It might be time to revisit your copy of "Reminiscences of a Stock Operator" from Edwin Lefevre.
Livingstone tested the markets before he went in with a full position. And while he tells you quite strongly not to add, if the market proves you wrong, he never said, you shouldn't scale into a trade.
Make it part of your pre-trade analysis to define the levels where your trade-signal might still be a go and where you are proven wrong and should better stop yourself out.
Enter 25% or 50% of your position now and then place add-on orders into your stoplevel. Also be prepared to add, if your trade starts going your way.
That trade approach makes market heat part of your trade entry strategy, actually the trade which nearly stops you out before going your direction will prove the most profitable, while on the other hand saving you money in case you are stopped out, as you did not ride a full position from the first entry into the stop.
The emotional risk you take with this approach is, that you might override your internal red flag as you program yourself to welcome market heat instead of objectively looking for signals that a real market shift has happened and you have been proven just plain wrong.
Also you should adjust your stop if the market first goes your direction, hitting your add-on order(s) before reversing on you.
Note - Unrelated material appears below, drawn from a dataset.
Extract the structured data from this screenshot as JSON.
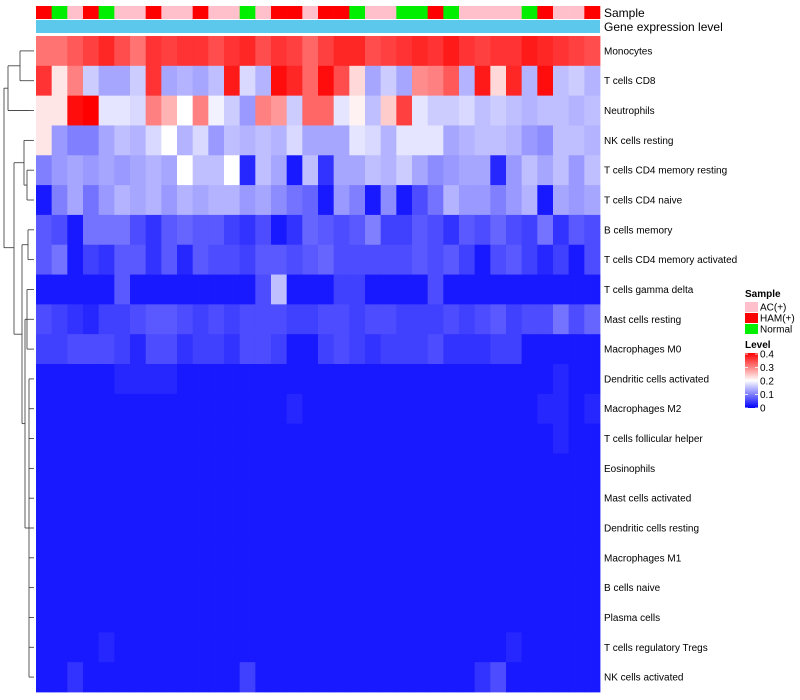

Now you have a bigger position with a worse entry and the market momentum better carries you on or you just leave the trade at breakeven. There is always another trade signal waiting to be taken.

Chris

adan said...

geez, how timely enough does this article have to be for me that even the word verification below is one letter from spelling my last name, geez :-)

also very much enjoyed globetrader's comment

thanks ya'll....

Brett Steenbarger, Ph.D. said...

Great advice, GlobeTrader; thanks much--

Brett

The Stock Speculator said...

A note to Globetrader: Livermore also only traded oversized positions. so a 1/2 position for him might have been 100% of his principal or 50% of a fully margined position. When he was right he did make a fortune, but he was wrong often. he bankrupted himself 1/2 a dozen times. He became so depressed from trading that he stuck a shotgun in his mouth and took his life. Livermore is not always the best example. Just my take.

Stick Hansup said...

"Livermore is not always the best example."

...which is why you take the good parts and leave the rest alone. I guess the shotgun thing shows that Jesse Livermore needed to work more on his exits:-) He was either all-in or all-out both in life and in trading.

I also very much appreciate Chris's comment.